An einem Festnetzanschluss mit ISDN-Komfort können Kunden mehrere Rufnummern nutzen. So richten viele Kunden an ihrem Telefonanschluss eine Rufnummer beispielsweise für ihr Büro, eine für private Anrufe, eine für die Tochter, den Sohn, das Faxgerät usw. ein. Bei einem Wechsel des Telefonanbieters möchten die meisten Kunden viele oder möglichst alle dieser gewohnten Rufnummern mitnehmen.

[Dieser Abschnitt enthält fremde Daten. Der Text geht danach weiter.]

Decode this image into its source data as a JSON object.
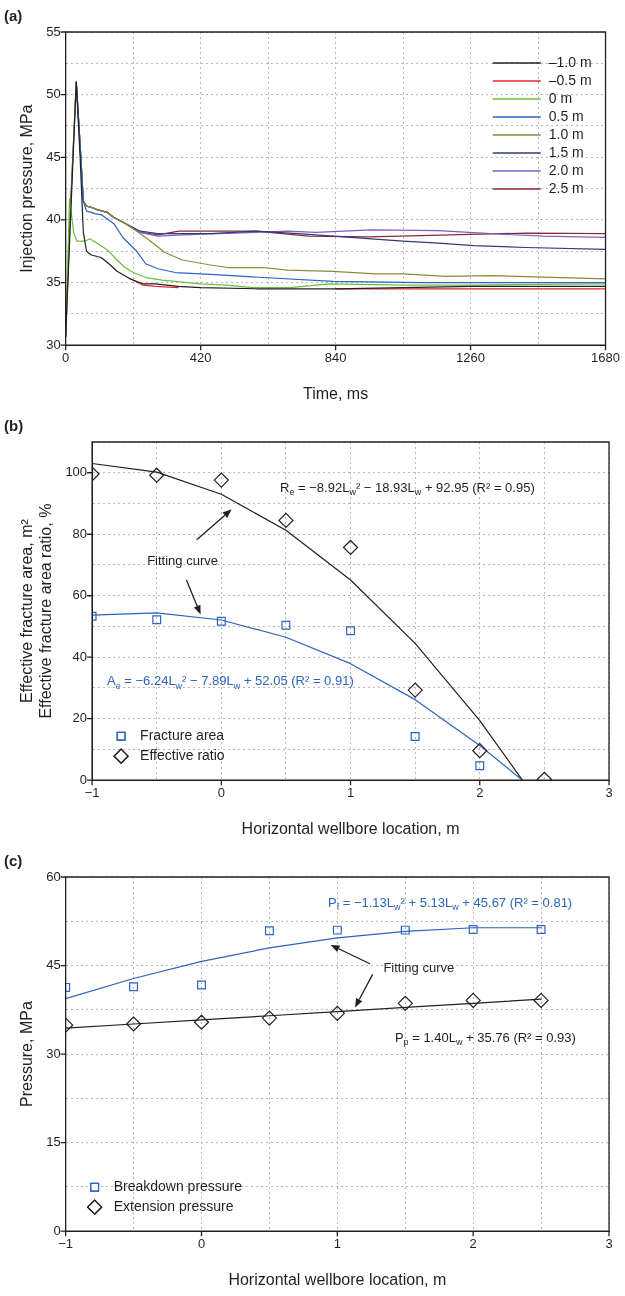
{
  "chart_data": [
    {
      "type": "line",
      "title": "(a)",
      "xlabel": "Time, ms",
      "ylabel": "Injection pressure, MPa",
      "xlim": [
        0,
        1680
      ],
      "xticks": [
        0,
        {
          "value": 210,
          "label": null
        },
        420,
        {
          "value": 630,
          "label": null
        },
        840,
        {
          "value": 1050,
          "label": null
        },
        1260,
        {
          "value": 1470,
          "label": null
        },
        1680
      ],
      "ylim": [
        30,
        55
      ],
      "yticks": [
        30,
        {
          "value": 32.5,
          "label": null
        },
        35,
        {
          "value": 37.5,
          "label": null
        },
        40,
        {
          "value": 42.5,
          "label": null
        },
        45,
        {
          "value": 47.5,
          "label": null
        },
        50,
        {
          "value": 52.5,
          "label": null
        },
        55
      ],
      "grid": true,
      "legend": "top right",
      "marker": "none",
      "series": [
        {
          "name": "–1.0 m",
          "color": "#231f20",
          "x": [
            0,
            15,
            33,
            45,
            55,
            65,
            80,
            110,
            130,
            160,
            200,
            240,
            280,
            350,
            420,
            600,
            840,
            1050,
            1260,
            1680
          ],
          "values": [
            30.7,
            40,
            51,
            45,
            39,
            37.5,
            37.2,
            37.0,
            36.6,
            35.9,
            35.3,
            34.9,
            34.9,
            34.7,
            34.6,
            34.5,
            34.5,
            34.6,
            34.7,
            34.7
          ]
        },
        {
          "name": "–0.5 m",
          "color": "#e8262b",
          "x": [
            200,
            240,
            280,
            350,
            420,
            600,
            840,
            1050,
            1260,
            1680
          ],
          "values": [
            35.3,
            34.8,
            34.7,
            34.6,
            null,
            null,
            34.5,
            34.5,
            34.5,
            34.5
          ]
        },
        {
          "name": "0 m",
          "color": "#6abf3b",
          "x": [
            0,
            12,
            25,
            35,
            60,
            75,
            100,
            130,
            156,
            180,
            210,
            250,
            300,
            341,
            420,
            500,
            581,
            700,
            821,
            1050,
            1260,
            1680
          ],
          "values": [
            30.7,
            41.7,
            39,
            38.3,
            38.3,
            38.5,
            38.1,
            37.6,
            36.9,
            36.3,
            35.8,
            35.4,
            35.2,
            35.1,
            34.9,
            34.8,
            34.6,
            34.6,
            34.9,
            34.8,
            34.8,
            34.9
          ]
        },
        {
          "name": "0.5 m",
          "color": "#2c64c0",
          "x": [
            33,
            45,
            55,
            65,
            80,
            90,
            112,
            150,
            178,
            221,
            249,
            287,
            341,
            451,
            581,
            832,
            1105,
            1680
          ],
          "values": [
            51,
            46,
            41.5,
            40.7,
            40.6,
            40.5,
            40.4,
            39.7,
            38.6,
            37.5,
            36.5,
            36.1,
            35.8,
            35.65,
            35.45,
            35.1,
            35.0,
            35.0
          ]
        },
        {
          "name": "1.0 m",
          "color": "#8b8b3a",
          "x": [
            0,
            15,
            33,
            45,
            55,
            65,
            80,
            100,
            130,
            150,
            180,
            210,
            254,
            309,
            363,
            451,
            505,
            614,
            690,
            832,
            963,
            1050,
            1182,
            1323,
            1680
          ],
          "values": [
            30.7,
            41,
            51,
            46,
            41.5,
            41.1,
            41.0,
            40.8,
            40.6,
            40.2,
            39.8,
            39.3,
            38.5,
            37.4,
            36.8,
            36.4,
            36.2,
            36.2,
            36.0,
            35.9,
            35.7,
            35.7,
            35.5,
            35.55,
            35.3
          ]
        },
        {
          "name": "1.5 m",
          "color": "#2e3c78",
          "x": [
            0,
            15,
            33,
            45,
            55,
            65,
            80,
            100,
            130,
            150,
            180,
            232,
            287,
            451,
            592,
            723,
            887,
            1050,
            1160,
            1269,
            1433,
            1680
          ],
          "values": [
            30.7,
            41,
            51,
            46,
            41.5,
            41.1,
            41.0,
            40.8,
            40.6,
            40.2,
            39.8,
            39.1,
            38.9,
            38.9,
            39.1,
            38.9,
            38.6,
            38.3,
            38.15,
            37.95,
            37.8,
            37.65
          ]
        },
        {
          "name": "2.0 m",
          "color": "#7b5cc4",
          "x": [
            33,
            45,
            55,
            65,
            80,
            100,
            130,
            150,
            180,
            232,
            287,
            363,
            472,
            690,
            778,
            952,
            1160,
            1323,
            1487,
            1680
          ],
          "values": [
            51,
            46,
            41.5,
            41.1,
            41.0,
            40.8,
            40.6,
            40.2,
            39.8,
            39.0,
            38.7,
            38.8,
            38.9,
            39.1,
            39.0,
            39.2,
            39.15,
            38.9,
            38.7,
            38.6
          ]
        },
        {
          "name": "2.5 m",
          "color": "#8b2b35",
          "x": [
            100,
            130,
            150,
            180,
            232,
            287,
            352,
            592,
            756,
            941,
            1105,
            1433,
            1680
          ],
          "values": [
            40.8,
            40.6,
            40.2,
            39.8,
            39.0,
            38.8,
            39.1,
            39.1,
            38.7,
            38.65,
            38.75,
            38.95,
            38.9
          ]
        }
      ]
    },
    {
      "type": "scatter",
      "title": "(b)",
      "xlabel": "Horizontal wellbore location, m",
      "ylabel": "Effective fracture area, m²\nEffective fracture area ratio, %",
      "xlim": [
        -1,
        3
      ],
      "xticks": [
        {
          "value": -1,
          "label": "−1"
        },
        {
          "value": -0.5,
          "label": null
        },
        0,
        {
          "value": 0.5,
          "label": null
        },
        1,
        {
          "value": 1.5,
          "label": null
        },
        2,
        {
          "value": 2.5,
          "label": null
        },
        3
      ],
      "ylim": [
        0,
        110
      ],
      "yticks": [
        0,
        {
          "value": 10,
          "label": null
        },
        20,
        {
          "value": 30,
          "label": null
        },
        40,
        {
          "value": 50,
          "label": null
        },
        60,
        {
          "value": 70,
          "label": null
        },
        80,
        {
          "value": 90,
          "label": null
        },
        100,
        {
          "value": 110,
          "label": null
        }
      ],
      "grid": true,
      "legend": "bottom left",
      "series": [
        {
          "name": "Fracture area",
          "type": "scatter",
          "marker": "square",
          "color": "#2c64c0",
          "x": [
            -1,
            -0.5,
            0,
            0.5,
            1,
            1.5,
            2
          ],
          "values": [
            53.3,
            52.2,
            51.7,
            50.4,
            48.6,
            14.2,
            4.7
          ]
        },
        {
          "name": "Effective ratio",
          "type": "scatter",
          "marker": "diamond",
          "color": "#231f20",
          "x": [
            -1,
            -0.5,
            0,
            0.5,
            1,
            1.5,
            2,
            2.5
          ],
          "values": [
            99.6,
            99.2,
            97.6,
            84.5,
            75.7,
            29.3,
            9.6,
            0.3
          ]
        },
        {
          "type": "line",
          "marker": "none",
          "color": "#2c64c0",
          "x": [
            -1,
            -0.5,
            0,
            0.5,
            1,
            1.5,
            2,
            2.33
          ],
          "values": [
            53.7,
            54.4,
            52.1,
            46.5,
            37.9,
            26.2,
            11.3,
            0
          ]
        },
        {
          "type": "line",
          "marker": "none",
          "color": "#231f20",
          "x": [
            -1,
            -0.5,
            0,
            0.5,
            1,
            1.5,
            2,
            2.33
          ],
          "values": [
            103.0,
            100.2,
            93.0,
            81.3,
            65.1,
            44.5,
            19.4,
            0
          ]
        }
      ],
      "annotations": [
        "R$_{e}$ = −8.92L$_{w}$² − 18.93L$_{w}$ + 92.95 (R² = 0.95)",
        "Fitting curve",
        "A$_{e}$ = −6.24L$_{w}$² − 7.89L$_{w}$ + 52.05 (R² = 0.91)"
      ]
    },
    {
      "type": "scatter",
      "title": "(c)",
      "xlabel": "Horizontal wellbore location, m",
      "ylabel": "Pressure, MPa",
      "xlim": [
        -1,
        3
      ],
      "xticks": [
        {
          "value": -1,
          "label": "−1"
        },
        {
          "value": -0.5,
          "label": null
        },
        0,
        {
          "value": 0.5,
          "label": null
        },
        1,
        {
          "value": 1.5,
          "label": null
        },
        2,
        {
          "value": 2.5,
          "label": null
        },
        3
      ],
      "ylim": [
        0,
        60
      ],
      "yticks": [
        0,
        {
          "value": 7.5,
          "label": null
        },
        15,
        {
          "value": 22.5,
          "label": null
        },
        30,
        {
          "value": 37.5,
          "label": null
        },
        45,
        {
          "value": 52.5,
          "label": null
        },
        60
      ],
      "grid": true,
      "legend": "bottom left",
      "series": [
        {
          "name": "Breakdown pressure",
          "type": "scatter",
          "marker": "square",
          "color": "#2c64c0",
          "x": [
            -1,
            -0.5,
            0,
            0.5,
            1,
            1.5,
            2,
            2.5
          ],
          "values": [
            41.3,
            41.4,
            41.7,
            50.9,
            51.0,
            51.0,
            51.1,
            51.1
          ]
        },
        {
          "name": "Extension pressure",
          "type": "scatter",
          "marker": "diamond",
          "color": "#231f20",
          "x": [
            -1,
            -0.5,
            0,
            0.5,
            1,
            1.5,
            2,
            2.5
          ],
          "values": [
            34.9,
            35.1,
            35.4,
            36.1,
            36.9,
            38.6,
            39.1,
            39.1
          ]
        },
        {
          "type": "line",
          "marker": "none",
          "color": "#2c64c0",
          "x": [
            -1,
            -0.5,
            0,
            0.5,
            1,
            1.5,
            2,
            2.5
          ],
          "values": [
            39.4,
            42.8,
            45.7,
            48.0,
            49.7,
            50.8,
            51.4,
            51.4
          ]
        },
        {
          "type": "line",
          "marker": "none",
          "color": "#231f20",
          "x": [
            -1,
            -0.5,
            0,
            0.5,
            1,
            1.5,
            2,
            2.5
          ],
          "values": [
            34.4,
            35.1,
            35.8,
            36.5,
            37.2,
            37.9,
            38.6,
            39.3
          ]
        }
      ],
      "annotations": [
        "P$_{f}$ = −1.13L$_{w}$² + 5.13L$_{w}$ + 45.67 (R² = 0.81)",
        "Fitting curve",
        "P$_{p}$ = 1.40L$_{w}$ + 35.76 (R² = 0.93)"
      ]
    }
  ]
}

Diese sogenannte Rufnummernportierung ist ebenso wie in dem Mobilfunk auch in dem Festnetz möglich. Der Kunde beauftragt den neuen Anbieter einfach, die Rufnummern bei dem bisherigen Anbieter anzufordern. Für die Mitnahme der Rufnummer zahlen Mobilfunkkunden maximal 30,72 €, das ist die gesetzlich festgelegte Obergrenze. Eine solche Obergrenze besteht für Rufnummernmitnahmen in dem Festnetz aber nicht.

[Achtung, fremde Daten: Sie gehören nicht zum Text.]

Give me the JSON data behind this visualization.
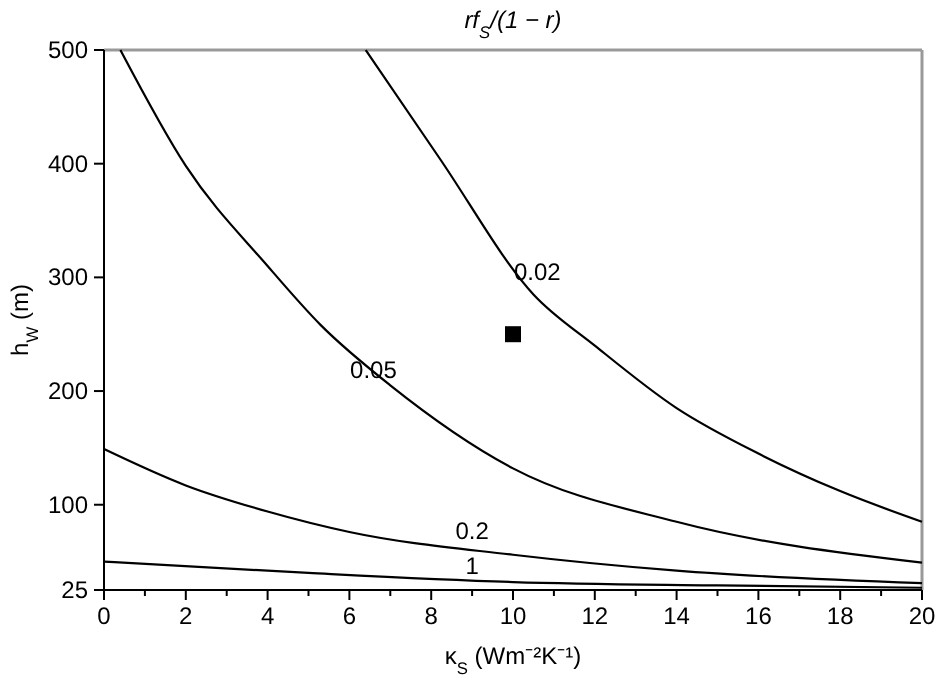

Der Telekommunikationsanbieter easybell klagte gegen einen seinen Konkurrenten, weil der von einem wechselwilligen Kunden 29,99 € verlangte, und zwar pro mitgenommener Rufnummer. Weil der Kunde zehn Rufnummern portieren lassen wollte, hätte er insgesamt 299,90 € bezahlen müssen. In diesem Fall habe der Kunde die Preisliste so interpretieren können, dass nur einmalig 29,99 € Portierungskosten für die Portierung der Rufnummern anfallen, führte der Rechtsanwalt des Unternehmens aus. Der Kunde entschied sich schließlich, nicht alle Rufnummern mitzunehmen. Doch häufig werden Kunden von den hohen Portierungskosten überrascht und widerrufen dann den Wechselauftrag, klagte der Anbieter. Das Gericht folgte seiner Auffassung, dass die hohen und intransparenten Portierungskosten eine Wettbewerbsbehinderung darstellen. Es drohte dem Wettbewerber bei Wiederholung mit einem Ordnungsgeld in Höhe von 250.000 €.